Se puede decir que nuestra inmersión con las tecnologías que facilitan nuestra vida cotidiana es evidente. Simples gestos como encender el móvil, revisar mensajes, consultar el estado del tiempo, escuchar música, realizar una compra desde un pequeño dispositivo que la mayoría llevamos en el bolsillo, representan acciones rutinarias, pero que eran apenas imaginables hace unos años atrás. La ciencia, la tecnología y la innovación han contribuido al desarrollo de la humanidad y continúan cambiando nuestras vidas.

¿Y nuestro interés por la ciencia y la tecnología también es evidente? Según el último informe EPSCYT 2018 de la Fundación Española para la Ciencia y la Tecnología, prevalece la idea de que la ciencia y la tecnología reportan más beneficios que perjuicios a la sociedad. Sin embargo, según este mismo estudio, una mayoría considera que no entiende la ciencia al ser tan específica (51%), a pesar de considerar importante saber sobre ella en su vida cotidiana (57%).

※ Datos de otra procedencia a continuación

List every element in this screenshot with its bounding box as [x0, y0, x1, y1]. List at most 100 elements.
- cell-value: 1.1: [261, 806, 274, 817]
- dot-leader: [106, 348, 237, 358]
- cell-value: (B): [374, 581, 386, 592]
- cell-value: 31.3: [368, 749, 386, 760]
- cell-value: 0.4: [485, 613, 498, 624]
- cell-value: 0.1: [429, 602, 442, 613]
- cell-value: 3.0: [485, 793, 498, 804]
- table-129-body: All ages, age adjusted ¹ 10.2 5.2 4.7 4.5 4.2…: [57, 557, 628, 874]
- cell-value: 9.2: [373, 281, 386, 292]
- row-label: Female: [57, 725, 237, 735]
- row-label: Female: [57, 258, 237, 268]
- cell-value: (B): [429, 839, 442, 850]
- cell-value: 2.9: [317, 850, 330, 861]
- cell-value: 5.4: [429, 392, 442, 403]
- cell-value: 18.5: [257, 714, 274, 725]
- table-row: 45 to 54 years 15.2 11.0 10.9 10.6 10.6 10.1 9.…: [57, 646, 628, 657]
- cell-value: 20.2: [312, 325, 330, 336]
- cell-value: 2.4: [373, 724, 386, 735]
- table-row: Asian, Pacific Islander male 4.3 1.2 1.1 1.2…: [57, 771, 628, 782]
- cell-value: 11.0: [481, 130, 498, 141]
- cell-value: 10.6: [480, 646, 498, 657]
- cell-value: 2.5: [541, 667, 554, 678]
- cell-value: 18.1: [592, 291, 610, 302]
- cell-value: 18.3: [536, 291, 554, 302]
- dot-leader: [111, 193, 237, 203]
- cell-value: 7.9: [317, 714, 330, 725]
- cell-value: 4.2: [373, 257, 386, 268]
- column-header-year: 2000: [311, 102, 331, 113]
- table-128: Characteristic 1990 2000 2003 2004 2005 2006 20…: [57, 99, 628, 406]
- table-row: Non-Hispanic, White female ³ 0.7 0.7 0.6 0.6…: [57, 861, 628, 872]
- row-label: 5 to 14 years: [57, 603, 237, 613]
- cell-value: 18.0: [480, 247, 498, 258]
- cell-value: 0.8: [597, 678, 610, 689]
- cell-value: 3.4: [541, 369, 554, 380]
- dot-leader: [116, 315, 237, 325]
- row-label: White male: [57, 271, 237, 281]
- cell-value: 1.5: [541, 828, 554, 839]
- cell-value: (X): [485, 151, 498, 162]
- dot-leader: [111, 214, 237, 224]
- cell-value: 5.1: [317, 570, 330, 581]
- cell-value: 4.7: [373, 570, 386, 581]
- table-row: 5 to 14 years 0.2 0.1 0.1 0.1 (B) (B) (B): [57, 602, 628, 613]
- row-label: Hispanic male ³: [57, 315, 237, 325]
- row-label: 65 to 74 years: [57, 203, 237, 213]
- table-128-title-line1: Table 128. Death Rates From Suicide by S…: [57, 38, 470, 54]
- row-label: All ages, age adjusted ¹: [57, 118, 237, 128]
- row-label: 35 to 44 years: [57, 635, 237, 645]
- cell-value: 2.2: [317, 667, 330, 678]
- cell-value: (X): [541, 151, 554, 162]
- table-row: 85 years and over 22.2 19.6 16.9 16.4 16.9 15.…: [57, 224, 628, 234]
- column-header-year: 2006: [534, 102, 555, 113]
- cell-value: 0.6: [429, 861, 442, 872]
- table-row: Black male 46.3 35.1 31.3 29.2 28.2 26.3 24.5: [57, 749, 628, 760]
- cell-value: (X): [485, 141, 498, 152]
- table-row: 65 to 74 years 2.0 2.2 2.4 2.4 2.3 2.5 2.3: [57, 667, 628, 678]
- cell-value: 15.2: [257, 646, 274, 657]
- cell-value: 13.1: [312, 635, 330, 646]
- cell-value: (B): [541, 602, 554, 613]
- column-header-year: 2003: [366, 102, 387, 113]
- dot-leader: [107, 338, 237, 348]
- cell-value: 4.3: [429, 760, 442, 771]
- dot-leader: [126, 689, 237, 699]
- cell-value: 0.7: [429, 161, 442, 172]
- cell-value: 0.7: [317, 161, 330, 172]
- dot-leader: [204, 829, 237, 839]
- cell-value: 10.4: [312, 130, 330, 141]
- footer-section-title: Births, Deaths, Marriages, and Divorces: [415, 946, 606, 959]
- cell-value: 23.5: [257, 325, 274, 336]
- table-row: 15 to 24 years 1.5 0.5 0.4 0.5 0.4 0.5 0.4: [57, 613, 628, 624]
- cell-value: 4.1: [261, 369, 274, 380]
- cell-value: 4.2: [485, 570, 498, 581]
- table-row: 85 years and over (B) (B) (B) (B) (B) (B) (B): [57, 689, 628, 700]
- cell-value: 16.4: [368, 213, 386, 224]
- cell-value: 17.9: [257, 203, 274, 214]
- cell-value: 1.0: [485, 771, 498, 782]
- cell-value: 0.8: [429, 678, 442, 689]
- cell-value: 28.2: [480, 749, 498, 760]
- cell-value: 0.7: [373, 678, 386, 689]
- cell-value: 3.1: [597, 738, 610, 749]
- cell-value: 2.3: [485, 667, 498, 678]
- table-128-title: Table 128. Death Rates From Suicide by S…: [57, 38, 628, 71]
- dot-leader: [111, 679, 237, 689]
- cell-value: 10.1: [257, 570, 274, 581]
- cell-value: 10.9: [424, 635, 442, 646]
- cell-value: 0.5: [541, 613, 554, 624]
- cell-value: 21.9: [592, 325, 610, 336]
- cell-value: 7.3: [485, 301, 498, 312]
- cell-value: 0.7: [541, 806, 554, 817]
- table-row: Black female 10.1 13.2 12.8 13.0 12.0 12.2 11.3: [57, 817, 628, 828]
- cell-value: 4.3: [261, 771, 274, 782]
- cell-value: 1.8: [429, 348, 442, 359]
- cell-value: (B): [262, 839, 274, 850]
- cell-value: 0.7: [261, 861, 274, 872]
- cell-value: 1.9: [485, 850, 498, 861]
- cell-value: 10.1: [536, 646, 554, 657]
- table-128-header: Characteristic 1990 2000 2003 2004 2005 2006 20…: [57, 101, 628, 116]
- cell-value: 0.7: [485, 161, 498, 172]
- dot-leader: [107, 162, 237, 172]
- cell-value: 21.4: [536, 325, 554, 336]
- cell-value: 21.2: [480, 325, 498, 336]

Pensar en lo que mueve a la población más joven tal vez pueda dar pistas de cómo dirigir los mensajes a ellas y ellos como agentes de cambio para hacer la ciencia más accesible. Por ejemplo, el movimiento #Fridaysforfuture, liderado por la activista sueca de 16 años Greta Thunberg, que denuncia la inacción de los gobiernos ante las abrumadoras evidencias científicas que concluyen que «el calentamiento del sistema climático es inequívoco» y que es necesario tomar medidas urgentes, ha llegado a movilizar adolescentes y jóvenes de más de 1.000 ciudades de 89 países en todo el mundo. Estas y estos jóvenes reclaman a sus gobiernos que tomen acciones urgentes, a la vez que consiguen movilizar a medios de comunicación, universidades y a la población en general a que se interesen por las evidencias que la comunidad científica viene aportando (fundamentalmente a través del Panel Intergubernamental sobre el Cambio Climático de las Naciones Unidas, IPCC por sus siglas en inglés,desde su primer informe en 1990).

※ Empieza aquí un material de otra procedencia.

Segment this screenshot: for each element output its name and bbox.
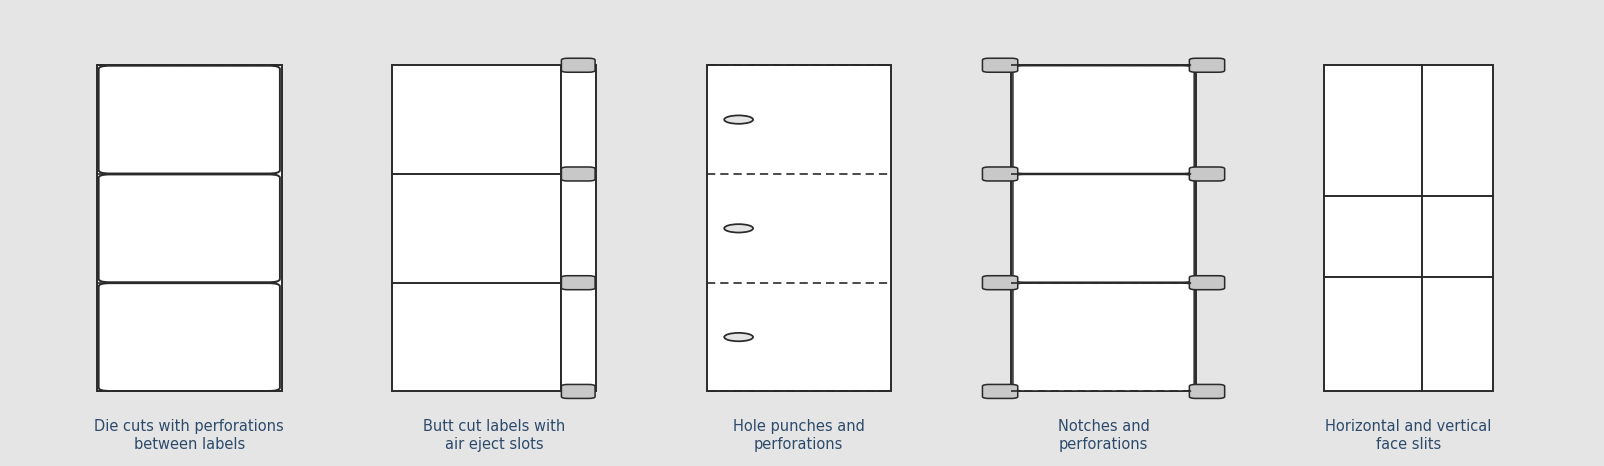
Circle shape [725,116,754,124]
FancyBboxPatch shape [1189,384,1225,398]
FancyBboxPatch shape [1014,66,1193,173]
FancyBboxPatch shape [561,276,595,290]
Text: Horizontal and vertical
face slits: Horizontal and vertical face slits [1325,419,1492,452]
Text: Notches and
perforations: Notches and perforations [1057,419,1150,452]
FancyBboxPatch shape [1189,276,1225,290]
FancyBboxPatch shape [98,66,279,173]
FancyBboxPatch shape [561,65,597,391]
Circle shape [725,333,754,341]
Circle shape [725,224,754,233]
FancyBboxPatch shape [1014,174,1193,282]
Text: Butt cut labels with
air eject slots: Butt cut labels with air eject slots [423,419,565,452]
FancyBboxPatch shape [1189,167,1225,181]
FancyBboxPatch shape [98,283,279,391]
FancyBboxPatch shape [982,276,1017,290]
FancyBboxPatch shape [561,167,595,181]
FancyBboxPatch shape [1014,283,1193,391]
FancyBboxPatch shape [561,384,595,398]
FancyBboxPatch shape [1189,58,1225,72]
FancyBboxPatch shape [1325,65,1492,391]
Text: Hole punches and
perforations: Hole punches and perforations [733,419,865,452]
FancyBboxPatch shape [982,167,1017,181]
FancyBboxPatch shape [982,384,1017,398]
Text: Die cuts with perforations
between labels: Die cuts with perforations between label… [95,419,284,452]
FancyBboxPatch shape [706,65,892,391]
FancyBboxPatch shape [391,65,561,391]
FancyBboxPatch shape [1011,65,1195,391]
FancyBboxPatch shape [98,174,279,282]
FancyBboxPatch shape [982,58,1017,72]
FancyBboxPatch shape [96,65,282,391]
FancyBboxPatch shape [561,58,595,72]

Las y los jóvenes son y quieren ser parte activa de los cambios en la sociedad y, en el primer eslabón en la generación de conocimiento científico, ellas y ellos apuestan claramente por la educación universitaria. Según datos del ProyectoScopio, España tiene tasas de participación en educación universitaria a los 22 años (32,8%) y en educación terciaria de 25-29 años (44,3%) superiores a los de la media de la UE. Otra historia es que esta dedicación y talento no se corresponda con salidas profesionales acordes y, en el camino, se pierdan oportunidades de crecimiento y de proyección de futuro a nivel personal, pero también oportunidades de crecimiento y desarrollo a nivel de la sociedad.

Siguiendo con el informe citado, la profesión investigadora se percibe como una actividad «atractiva para las y los jóvenes», pero también tiene fama de estar «mal remunerada» y de tener «escaso reconocimiento social». En efecto, la profesión investigadora, que según datos del INE ocupa a 133.195 investigadores I+D, de los cuales el 38,8% son mujeres, demanda un mayor apoyo e inversión pública y pasa por momentos complicados al no haber logrado recuperar los niveles de inversión previos a la crisis económica.

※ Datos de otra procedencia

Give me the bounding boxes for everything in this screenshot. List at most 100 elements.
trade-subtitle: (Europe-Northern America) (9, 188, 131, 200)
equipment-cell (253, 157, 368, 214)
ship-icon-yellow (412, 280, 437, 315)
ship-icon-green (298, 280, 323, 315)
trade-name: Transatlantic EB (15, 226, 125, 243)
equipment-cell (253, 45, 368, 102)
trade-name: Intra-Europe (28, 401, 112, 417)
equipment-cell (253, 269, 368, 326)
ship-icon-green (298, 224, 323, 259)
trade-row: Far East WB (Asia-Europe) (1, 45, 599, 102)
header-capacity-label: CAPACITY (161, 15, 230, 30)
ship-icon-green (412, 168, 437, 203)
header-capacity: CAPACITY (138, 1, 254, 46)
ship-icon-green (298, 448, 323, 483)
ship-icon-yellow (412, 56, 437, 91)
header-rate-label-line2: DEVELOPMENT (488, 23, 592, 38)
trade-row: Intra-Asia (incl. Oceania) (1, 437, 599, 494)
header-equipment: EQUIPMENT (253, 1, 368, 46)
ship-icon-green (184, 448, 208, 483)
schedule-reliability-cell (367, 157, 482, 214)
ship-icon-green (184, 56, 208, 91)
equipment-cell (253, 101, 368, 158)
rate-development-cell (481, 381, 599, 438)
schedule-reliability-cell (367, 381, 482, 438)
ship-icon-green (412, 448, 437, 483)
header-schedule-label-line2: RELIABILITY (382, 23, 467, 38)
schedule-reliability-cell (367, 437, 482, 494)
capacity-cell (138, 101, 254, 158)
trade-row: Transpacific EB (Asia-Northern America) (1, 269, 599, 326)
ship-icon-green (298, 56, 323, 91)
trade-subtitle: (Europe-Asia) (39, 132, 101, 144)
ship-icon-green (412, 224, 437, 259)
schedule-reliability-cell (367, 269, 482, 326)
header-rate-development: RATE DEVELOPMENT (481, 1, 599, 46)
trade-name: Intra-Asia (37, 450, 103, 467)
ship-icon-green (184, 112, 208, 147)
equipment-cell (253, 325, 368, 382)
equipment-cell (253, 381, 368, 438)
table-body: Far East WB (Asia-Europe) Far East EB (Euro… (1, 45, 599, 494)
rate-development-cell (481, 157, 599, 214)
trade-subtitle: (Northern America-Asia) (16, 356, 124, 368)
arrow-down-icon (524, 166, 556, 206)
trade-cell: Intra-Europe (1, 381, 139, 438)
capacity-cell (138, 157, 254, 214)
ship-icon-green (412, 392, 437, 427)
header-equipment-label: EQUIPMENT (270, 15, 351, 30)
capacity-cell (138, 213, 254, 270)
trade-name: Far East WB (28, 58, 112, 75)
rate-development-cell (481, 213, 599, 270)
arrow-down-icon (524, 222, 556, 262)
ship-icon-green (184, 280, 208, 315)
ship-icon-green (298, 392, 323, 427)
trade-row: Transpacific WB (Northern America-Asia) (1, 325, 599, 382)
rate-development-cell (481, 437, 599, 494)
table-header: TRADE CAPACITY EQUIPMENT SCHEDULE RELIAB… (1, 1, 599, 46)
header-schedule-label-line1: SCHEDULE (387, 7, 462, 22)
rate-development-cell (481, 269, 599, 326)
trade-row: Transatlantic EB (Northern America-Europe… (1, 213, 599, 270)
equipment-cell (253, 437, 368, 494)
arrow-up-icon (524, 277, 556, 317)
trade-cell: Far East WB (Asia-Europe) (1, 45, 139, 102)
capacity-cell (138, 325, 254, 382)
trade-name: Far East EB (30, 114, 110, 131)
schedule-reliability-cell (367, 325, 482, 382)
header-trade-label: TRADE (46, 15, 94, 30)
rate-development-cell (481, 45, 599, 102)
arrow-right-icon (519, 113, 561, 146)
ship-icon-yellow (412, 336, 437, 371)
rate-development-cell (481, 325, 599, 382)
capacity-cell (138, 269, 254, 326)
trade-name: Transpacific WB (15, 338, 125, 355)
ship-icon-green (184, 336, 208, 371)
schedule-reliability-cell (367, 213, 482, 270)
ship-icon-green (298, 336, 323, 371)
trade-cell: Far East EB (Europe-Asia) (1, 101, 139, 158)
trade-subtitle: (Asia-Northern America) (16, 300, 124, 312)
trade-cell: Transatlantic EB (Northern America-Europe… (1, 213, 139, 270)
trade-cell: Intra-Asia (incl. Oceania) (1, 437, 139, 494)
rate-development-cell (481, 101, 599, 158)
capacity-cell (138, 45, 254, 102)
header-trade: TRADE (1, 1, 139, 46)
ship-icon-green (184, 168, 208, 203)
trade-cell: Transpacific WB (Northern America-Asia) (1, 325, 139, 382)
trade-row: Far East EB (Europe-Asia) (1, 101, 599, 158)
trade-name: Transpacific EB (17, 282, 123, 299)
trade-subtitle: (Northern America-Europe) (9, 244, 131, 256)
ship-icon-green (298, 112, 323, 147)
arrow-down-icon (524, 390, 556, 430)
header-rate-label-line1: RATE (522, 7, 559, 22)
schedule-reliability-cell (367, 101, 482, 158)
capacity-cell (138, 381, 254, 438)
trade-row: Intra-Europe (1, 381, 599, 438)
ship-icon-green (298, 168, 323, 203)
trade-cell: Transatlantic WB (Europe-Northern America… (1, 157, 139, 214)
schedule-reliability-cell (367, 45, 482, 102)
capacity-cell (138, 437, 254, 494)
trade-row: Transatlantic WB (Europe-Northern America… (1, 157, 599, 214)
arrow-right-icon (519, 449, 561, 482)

Para seguir dibujando y celebrando grandes momentazos de la ciencia española y ver cómo la ciencia es noticia, es necesario que quienes quieran dedicarse a ella no encuentren obstáculos de salida. Las y los jóvenes están poniendo de su parte ¿están a la altura los gobiernos y políticas públicas?

*Patricia Tudela es técnica de investigación en el CRS de Fad. Es economista, profesional de la acción humanitaria en infancia, adolescencia y juventud y experta en metodologías de investigación en ciencias sociales. Le encantan las mediciones y los cálculos, sobre todo si cuentan una buena historia.